In other words, the power sector alone cannot solve the climate crisis. But our analysis demonstrates just how big an impact it could have if we simply followed best practices.
Global power sector emissions, which account for slightly over a third of the total, reached 14.6 billion tonnes of CO2 in 2024, according to Ember data.
On average, 445g of CO2 is released into the atmosphere per kilowatt-hour (kWh) of electricity produced, per the International Energy Agency.
However, some countries’ power mixes are more than 90% cleaner than the global average, including Lesotho (21g), Nepal (23g), Albania, Bhutan and Ethiopia (24g each), Paraguay (25g), Iceland (28g), Norway (31g), Switzerland (34g), Sweden (36g), and France (44g CO2/kWh).
Using Sweden as an example — since it’s an advanced economy with a diversified electricity mix — we can demonstrate the substantial gains to be had from decarbonising this sector:
- If the world’s electricity mix mirrored Sweden’s, we’d avoid 13.4 billion tonnes of power sector emissions annually.
- And if we include the impact of avoided emissions from the mining and shipping of fossil fuels destined specifically for power plants, we’d save another 2.2 billion tonnes a year, according to our calculations.
- Combined, this translates into a 38% reduction in total greenhouse gas emissions. If the world replicated Paraguay’s electricity mix, this rises to 40%.

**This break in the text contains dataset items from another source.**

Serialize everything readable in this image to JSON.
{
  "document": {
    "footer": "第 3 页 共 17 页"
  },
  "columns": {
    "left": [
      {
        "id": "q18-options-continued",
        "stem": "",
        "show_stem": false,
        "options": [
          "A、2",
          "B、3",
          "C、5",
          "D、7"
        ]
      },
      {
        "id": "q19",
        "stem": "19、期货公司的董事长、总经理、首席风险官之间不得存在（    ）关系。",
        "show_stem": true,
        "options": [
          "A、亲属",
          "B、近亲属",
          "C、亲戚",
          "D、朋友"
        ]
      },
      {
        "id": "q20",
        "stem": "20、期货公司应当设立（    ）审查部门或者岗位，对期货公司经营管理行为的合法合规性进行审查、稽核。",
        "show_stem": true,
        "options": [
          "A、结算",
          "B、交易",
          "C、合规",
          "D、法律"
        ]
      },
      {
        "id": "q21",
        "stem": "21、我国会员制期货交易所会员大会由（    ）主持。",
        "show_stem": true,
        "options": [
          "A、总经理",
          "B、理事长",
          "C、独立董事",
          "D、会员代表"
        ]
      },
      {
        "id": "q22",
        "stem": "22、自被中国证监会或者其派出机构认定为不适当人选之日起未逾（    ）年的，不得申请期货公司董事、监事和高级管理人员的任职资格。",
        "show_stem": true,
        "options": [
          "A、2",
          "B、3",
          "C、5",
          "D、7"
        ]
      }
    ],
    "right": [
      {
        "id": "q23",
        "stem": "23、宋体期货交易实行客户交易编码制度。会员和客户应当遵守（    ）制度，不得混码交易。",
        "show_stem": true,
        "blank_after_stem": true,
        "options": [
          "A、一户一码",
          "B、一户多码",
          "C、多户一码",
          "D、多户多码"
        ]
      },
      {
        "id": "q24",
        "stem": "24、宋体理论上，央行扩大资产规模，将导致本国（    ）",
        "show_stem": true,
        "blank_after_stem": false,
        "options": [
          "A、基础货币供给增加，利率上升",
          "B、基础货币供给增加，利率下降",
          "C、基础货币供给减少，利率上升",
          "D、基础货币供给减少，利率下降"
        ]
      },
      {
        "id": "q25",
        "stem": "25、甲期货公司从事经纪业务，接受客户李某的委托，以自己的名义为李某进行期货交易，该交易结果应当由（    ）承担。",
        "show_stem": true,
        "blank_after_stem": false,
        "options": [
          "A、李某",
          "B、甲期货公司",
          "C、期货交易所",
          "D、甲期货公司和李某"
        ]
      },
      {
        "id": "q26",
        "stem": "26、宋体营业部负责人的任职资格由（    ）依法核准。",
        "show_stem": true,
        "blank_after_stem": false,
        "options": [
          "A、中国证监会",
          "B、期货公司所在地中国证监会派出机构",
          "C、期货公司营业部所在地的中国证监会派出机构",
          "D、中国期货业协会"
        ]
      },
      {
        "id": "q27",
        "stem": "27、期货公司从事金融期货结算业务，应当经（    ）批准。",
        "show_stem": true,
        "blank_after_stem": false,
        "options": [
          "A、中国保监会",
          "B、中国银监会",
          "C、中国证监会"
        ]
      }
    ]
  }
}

Lessons from the frontrunners: Sweden’s power mix has become increasingly diversified — and steadily cleaner — over the past 15 years. The nation also frequently has the lowest power generation costs in the European Union, according to Ember data.
Ambitious decarbonisation targets, coupled with sharp declines in the cost of wind energy and a favourable climate for the technology, have unleashed a wind energy boom in the Scandinavian country, which shut its last coal-fired power plant in 2020 and now barely uses any fossil fuels for power.
Renewable energy subsidies also helped to get the wind industry off the ground in the early days, though they were phased out three years ago.

In 2024, Sweden’s power generation mix consisted of hydro (38%), nuclear (29%), wind (24%), bioenergy (6%), solar (2%), and fossil fuels (1%).
Despite being a small part of the mix, bioenergy accounts for the largest share of emissions (36%), according to Ember data.